Provokative Frage: Wenn all die Reiseweltmeister aus Deutschland, die zurückkommen und sich so etwas wünschen, ein bisschen was davon in die Tat umsetzen würden: Wären wir dann nicht längst schon ein fröhlicheres Land?

Geht aber nicht, weil wir uns lieber drüber aufregen, dass die anderen Menschen hierzulande so schlecht gelaunt sind, anstatt selbst positives Vorbild zu sein.

So habe ich das früher meist auch gehandhabt. Aber meine halbjährige Europatour, auf der ich so unglaublich viele freundliche und hilfsbereite Menschen getroffen habe, hat mir in dem Punkt die Augen geöffnet. Wenn ich will, dass sich auch nur im ganz Kleinen etwas bewegt, muss ich damit anfangen.
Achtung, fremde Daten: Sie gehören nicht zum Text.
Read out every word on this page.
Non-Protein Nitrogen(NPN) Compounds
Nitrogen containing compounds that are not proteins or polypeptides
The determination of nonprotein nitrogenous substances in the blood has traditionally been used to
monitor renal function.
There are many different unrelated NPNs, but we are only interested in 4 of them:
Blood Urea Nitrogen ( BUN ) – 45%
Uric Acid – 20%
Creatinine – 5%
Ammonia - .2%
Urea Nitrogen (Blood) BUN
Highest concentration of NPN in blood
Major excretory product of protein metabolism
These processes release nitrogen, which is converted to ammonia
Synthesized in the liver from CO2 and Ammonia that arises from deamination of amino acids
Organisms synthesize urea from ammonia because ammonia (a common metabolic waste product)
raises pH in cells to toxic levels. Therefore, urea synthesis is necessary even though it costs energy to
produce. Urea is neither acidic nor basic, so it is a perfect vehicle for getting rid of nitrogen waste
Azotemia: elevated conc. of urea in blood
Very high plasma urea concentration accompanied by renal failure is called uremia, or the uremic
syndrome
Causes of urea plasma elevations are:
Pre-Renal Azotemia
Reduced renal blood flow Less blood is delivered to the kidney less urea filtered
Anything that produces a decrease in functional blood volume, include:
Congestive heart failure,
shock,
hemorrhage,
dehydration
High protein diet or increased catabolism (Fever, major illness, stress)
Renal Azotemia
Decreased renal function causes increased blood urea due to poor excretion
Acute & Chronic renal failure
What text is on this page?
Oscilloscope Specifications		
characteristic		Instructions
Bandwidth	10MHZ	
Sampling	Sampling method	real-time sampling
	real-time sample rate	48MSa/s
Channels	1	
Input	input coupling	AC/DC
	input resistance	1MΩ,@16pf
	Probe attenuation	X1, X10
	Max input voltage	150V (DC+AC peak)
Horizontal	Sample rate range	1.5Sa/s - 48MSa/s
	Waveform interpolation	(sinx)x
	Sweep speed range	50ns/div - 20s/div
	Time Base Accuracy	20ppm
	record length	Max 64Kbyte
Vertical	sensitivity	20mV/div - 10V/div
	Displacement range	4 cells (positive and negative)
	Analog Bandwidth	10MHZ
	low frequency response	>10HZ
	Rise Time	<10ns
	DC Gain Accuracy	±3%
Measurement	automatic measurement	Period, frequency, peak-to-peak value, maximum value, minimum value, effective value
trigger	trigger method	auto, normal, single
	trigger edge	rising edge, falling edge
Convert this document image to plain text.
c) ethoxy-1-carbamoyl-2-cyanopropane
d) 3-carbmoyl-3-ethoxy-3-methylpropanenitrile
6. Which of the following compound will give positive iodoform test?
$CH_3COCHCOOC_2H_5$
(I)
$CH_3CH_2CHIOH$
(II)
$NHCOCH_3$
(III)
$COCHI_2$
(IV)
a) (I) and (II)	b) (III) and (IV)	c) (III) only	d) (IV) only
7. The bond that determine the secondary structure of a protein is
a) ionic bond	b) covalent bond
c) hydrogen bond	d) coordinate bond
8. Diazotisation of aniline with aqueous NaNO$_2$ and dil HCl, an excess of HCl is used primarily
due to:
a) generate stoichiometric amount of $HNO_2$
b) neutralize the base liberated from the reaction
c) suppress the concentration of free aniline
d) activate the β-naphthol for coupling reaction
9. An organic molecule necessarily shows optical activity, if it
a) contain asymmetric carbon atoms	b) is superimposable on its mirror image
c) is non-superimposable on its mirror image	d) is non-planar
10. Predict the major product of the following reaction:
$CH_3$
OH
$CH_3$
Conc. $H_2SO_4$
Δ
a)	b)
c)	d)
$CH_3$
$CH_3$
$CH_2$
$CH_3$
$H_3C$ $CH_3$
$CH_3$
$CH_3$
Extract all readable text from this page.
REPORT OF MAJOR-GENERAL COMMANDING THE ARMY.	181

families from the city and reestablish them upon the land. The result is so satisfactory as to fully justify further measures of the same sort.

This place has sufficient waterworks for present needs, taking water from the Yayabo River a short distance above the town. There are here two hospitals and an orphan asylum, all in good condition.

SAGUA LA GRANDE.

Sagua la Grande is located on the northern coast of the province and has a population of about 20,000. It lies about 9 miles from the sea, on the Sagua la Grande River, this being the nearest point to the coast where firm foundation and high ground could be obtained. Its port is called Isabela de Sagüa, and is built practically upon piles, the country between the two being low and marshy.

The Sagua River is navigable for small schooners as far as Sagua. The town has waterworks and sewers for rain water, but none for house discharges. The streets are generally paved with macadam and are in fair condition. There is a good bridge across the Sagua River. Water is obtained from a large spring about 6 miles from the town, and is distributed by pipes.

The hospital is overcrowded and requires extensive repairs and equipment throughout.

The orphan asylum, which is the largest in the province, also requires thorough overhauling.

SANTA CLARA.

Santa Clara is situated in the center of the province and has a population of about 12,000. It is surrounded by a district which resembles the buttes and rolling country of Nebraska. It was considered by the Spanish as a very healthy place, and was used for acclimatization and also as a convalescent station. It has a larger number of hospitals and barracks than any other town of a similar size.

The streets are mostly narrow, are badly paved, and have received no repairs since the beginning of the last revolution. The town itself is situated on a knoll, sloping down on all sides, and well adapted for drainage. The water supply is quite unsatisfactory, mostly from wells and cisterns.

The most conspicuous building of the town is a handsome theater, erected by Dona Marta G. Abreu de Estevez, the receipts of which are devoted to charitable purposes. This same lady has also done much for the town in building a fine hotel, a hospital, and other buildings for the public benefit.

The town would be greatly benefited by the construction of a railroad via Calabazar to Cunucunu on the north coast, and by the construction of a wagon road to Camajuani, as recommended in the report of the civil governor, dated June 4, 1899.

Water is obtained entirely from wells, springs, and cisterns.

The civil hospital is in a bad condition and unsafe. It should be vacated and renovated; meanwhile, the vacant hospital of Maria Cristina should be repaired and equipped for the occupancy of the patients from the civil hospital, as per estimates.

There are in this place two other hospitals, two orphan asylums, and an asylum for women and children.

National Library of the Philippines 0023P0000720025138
Und so renne ich nun durch die Gegend und stürze meine Mitmenschen in Verwirrung. Wobei ich meine grundlose Fröhlichkeit schon dahingehend optimiert habe, dass die Rückgruß-Quote schon auf über 50 Prozent und die Rücklächel-Quote auf 20 Prozent gestiegen ist (exakt ausgewertete Zahlen des Statistischen Bundesamtes).

Sollte ich selbst mal mürrisch aus dem Haus gehen, werde ich nach 200 Metern an meine Mission erinnert. LÄCHELN steht riesengroß auf einer Hauswand in der Nachbarschaft (daher das Titelbild). Ich habe es noch nie geschafft, dort vorbeizugehen oder -radeln und nicht zu lächeln.

Dankbarkeit als Schlüssel zur Freude

Bin ich jetzt ein besserer Mensch als die anderen? Nein. Aber ich habe für mich entschieden, dass ich lieber dankbar für das Leben und all seine Möglichkeiten bin, als dass ich mich ständig über irgendwelche Nichtigkeiten aufrege und so Negativität in mein Leben bringe.

Deshalb fällt es mir viel leichter, grundlos fröhlich zu sein, weil ich mich an so vielen Dingen erfreuen kann. Dankbarkeit vertreibt das Jammern. Ist dir das auch schon mal aufgefallen?

So wie beim MonatsMob im Februar die tägliche Aufgabe “Menschen anlächeln” war, sollten wir uns das eigentlich immer vornehmen und so oft es geht in die Tat umsetzen. Wir verwirren die Miesepeter und ermutigen die Unsicheren zum Zurücklächeln. Und das ganze kostet nur zwei hochgezogene Mundwinkel.

Also lautet mein Appell: Lasst uns grundlos fröhlich sein!

Bist du dabei?

Geht dir die deutsche Jammerei auch auf den Senkel? Welche Erlebnisse hattest du in anderen Ländern? Und welche Konsequenz hast du draus gezogen? Ich freu mich auf deinen Kommentar!